Development thinking and the dilemmas of the Anthropocene
However, the coupling of the evolutionary and developmental psychological framework and the concept of design also serves the rhetorical role of placing the designer as a kind of avant-garde of consciousness development who develops new forms of thinking that must be disseminated to the rest of society. I can be sceptical of this way of positioning design through such an overarching evolutionary and developmental psychological framework (as Engholm predicts some might be). Developmental thinking is itself a European tradition, for example, in Hegel’s 19th-century spiritual-historical thinking, and one risks repeating the hierarchization between positions that see themselves as representing higher levels of consciousness that are in line with development and the future and positions that are dismissed as backward.
Conversely, the issues that give rise to the need for new ways of thinking are real enough. To me, the strength of the book thus lies in its precise identification of the way the Anthropocene and the development of the concept of design raise fundamental questions about design’s role and responsibility, and one can only have respect for the impressive amount of knowledge that is synthesized in the book and the author’s willingness to think about it in relation to practice.
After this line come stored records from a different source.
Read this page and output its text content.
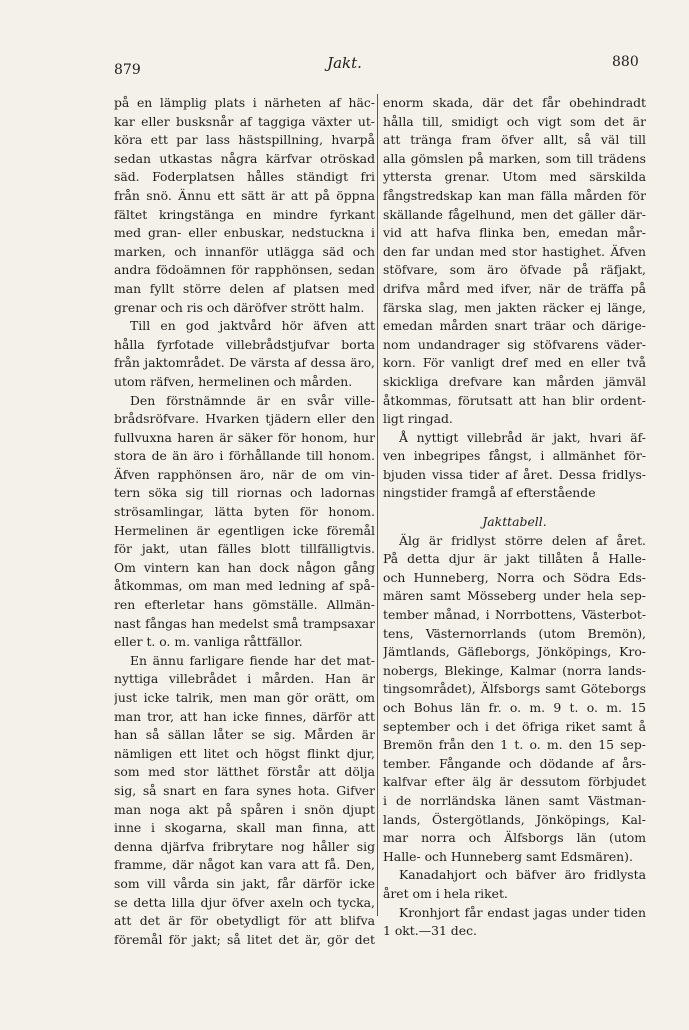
879	Jakt.	880
på en lämplig plats i närheten af häc-
kar eller busksnår af taggiga växter ut-
köra ett par lass hästspillning, hvarpå
sedan utkastas några kärfvar otröskad
säd. Foderplatsen hålles ständigt fri
från snö. Ännu ett sätt är att på öppna
fältet kringstänga en mindre fyrkant
med gran- eller enbuskar, nedstuckna i
marken, och innanför utlägga säd och
andra födoämnen för rapphönsen, sedan
man fyllt större delen af platsen med
grenar och ris och däröfver strött halm.
Till en god jaktvård hör äfven att
hålla fyrfotade villebrådstjufvar borta
från jaktområdet. De värsta af dessa äro,
utom räfven, hermelinen och mården.
Den förstnämnde är en svår ville-
brådsröfvare. Hvarken tjädern eller den
fullvuxna haren är säker för honom, hur
stora de än äro i förhållande till honom.
Äfven rapphönsen äro, när de om vin-
tern söka sig till riornas och ladornas
strösamlingar, lätta byten för honom.
Hermelinen är egentligen icke föremål
för jakt, utan fälles blott tillfälligtvis.
Om vintern kan han dock någon gång
åtkommas, om man med ledning af spå-
ren efterletar hans gömställe. Allmän-
nast fångas han medelst små trampsaxar
eller t. o. m. vanliga råttfällor.
En ännu farligare fiende har det mat-
nyttiga villebrådet i mården. Han är
just icke talrik, men man gör orätt, om
man tror, att han icke finnes, därför att
han så sällan låter se sig. Mården är
nämligen ett litet och högst flinkt djur,
som med stor lätthet förstår att dölja
sig, så snart en fara synes hota. Gifver
man noga akt på spåren i snön djupt
inne i skogarna, skall man finna, att
denna djärfva fribrytare nog håller sig
framme, där något kan vara att få. Den,
som vill vårda sin jakt, får därför icke
se detta lilla djur öfver axeln och tycka,
att det är för obetydligt för att blifva
föremål för jakt; så litet det är, gör det
enorm skada, där det får obehindradt
hålla till, smidigt och vigt som det är
att tränga fram öfver allt, så väl till
alla gömslen på marken, som till trädens
yttersta grenar. Utom med särskilda
fångstredskap kan man fälla mården för
skällande fågelhund, men det gäller där-
vid att hafva flinka ben, emedan mår-
den far undan med stor hastighet. Äfven
stöfvare, som äro öfvade på räfjakt,
drifva mård med ifver, när de träffa på
färska slag, men jakten räcker ej länge,
emedan mården snart träar och därige-
nom undandrager sig stöfvarens väder-
korn. För vanligt dref med en eller två
skickliga drefvare kan mården jämväl
åtkommas, förutsatt att han blir ordent-
ligt ringad.
Å nyttigt villebråd är jakt, hvari äf-
ven inbegripes fångst, i allmänhet för-
bjuden vissa tider af året. Dessa fridlys-
ningstider framgå af efterstående
Jakttabell.
Älg är fridlyst större delen af året.
På detta djur är jakt tillåten å Halle-
och Hunneberg, Norra och Södra Eds-
mären samt Mösseberg under hela sep-
tember månad, i Norrbottens, Västerbot-
tens, Västernorrlands (utom Bremön),
Jämtlands, Gäfleborgs, Jönköpings, Kro-
nobergs, Blekinge, Kalmar (norra lands-
tingsområdet), Älfsborgs samt Göteborgs
och Bohus län fr. o. m. 9 t. o. m. 15
september och i det öfriga riket samt å
Bremön från den 1 t. o. m. den 15 sep-
tember. Fångande och dödande af års-
kalfvar efter älg är dessutom förbjudet
i de norrländska länen samt Västman-
lands, Östergötlands, Jönköpings, Kal-
mar norra och Älfsborgs län (utom
Halle- och Hunneberg samt Edsmären).
Kanadahjort och bäfver äro fridlysta
året om i hela riket.
Kronhjort får endast jagas under tiden
1 okt.—31 dec.
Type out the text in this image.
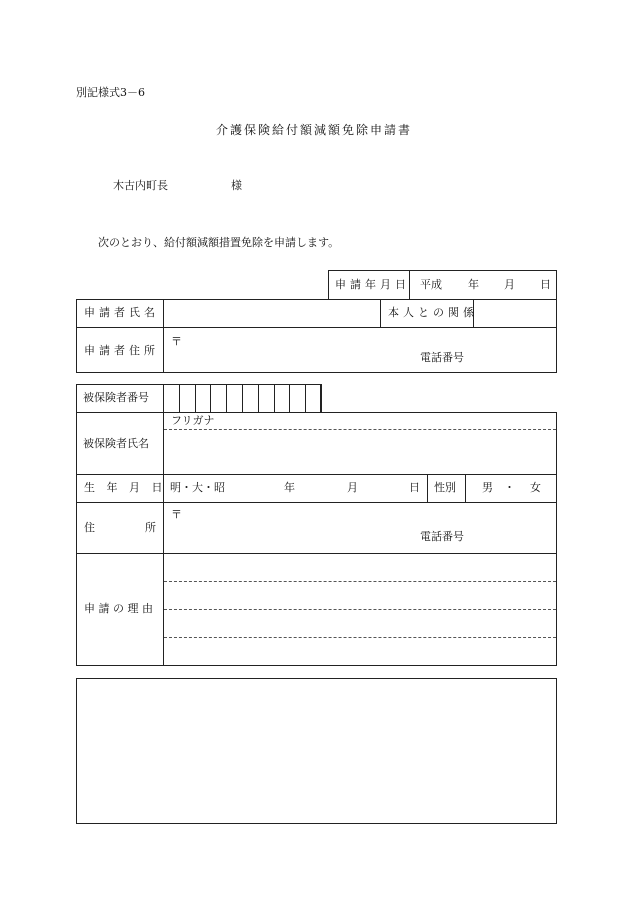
別記様式3－6
介護保険給付額減額免除申請書
木古内町長	様
次のとおり、給付額減額措置免除を申請します。
申請年月日 平成 年 月 日
申請者氏名	本人との関係
申請者住所
〒
電話番号
被保険者番号
フリガナ
被保険者氏名
生 年 月 日 明・大・昭	年	月	日 性別 男 ・ 女
住	所
〒
電話番号
申 請 の 理 由
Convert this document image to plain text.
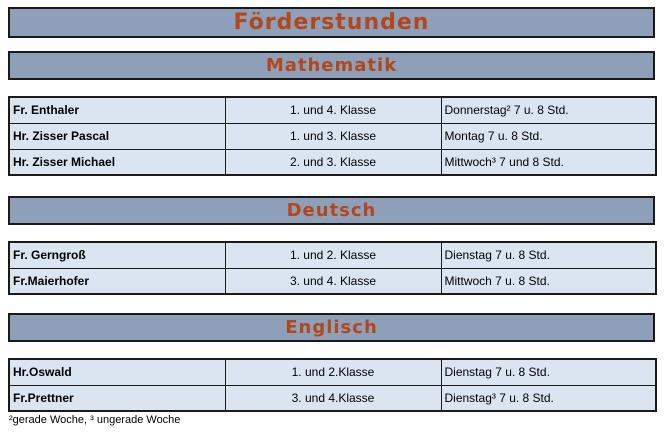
Förderstunden
Mathematik
Fr. Enthaler	1. und 4. Klasse	Donnerstag² 7 u. 8 Std.
Hr. Zisser Pascal	1. und 3. Klasse	Montag 7 u. 8 Std.
Hr. Zisser Michael	2. und 3. Klasse	Mittwoch³ 7 und 8 Std.
Deutsch
Fr. Gerngroß	1. und 2. Klasse	Dienstag 7 u. 8 Std.
Fr.Maierhofer	3. und 4. Klasse	Mittwoch 7 u. 8 Std.
Englisch
Hr.Oswald	1. und 2.Klasse	Dienstag 7 u. 8 Std.
Fr.Prettner	3. und 4.Klasse	Dienstag³ 7 u. 8 Std.
²gerade Woche, ³ ungerade Woche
With the inclusion of critical and speculative design, Engholm shows in the book how the Anthropocene opens a space of possible futures that demand democratic debate through collaborative processes, but which are increasingly limited by the consequences of our choices for the environment we ourselves create.
This paradox centrally hits the current political and design professional situation. If the book can help open up the debate and manage this complexity, it has an important role to play.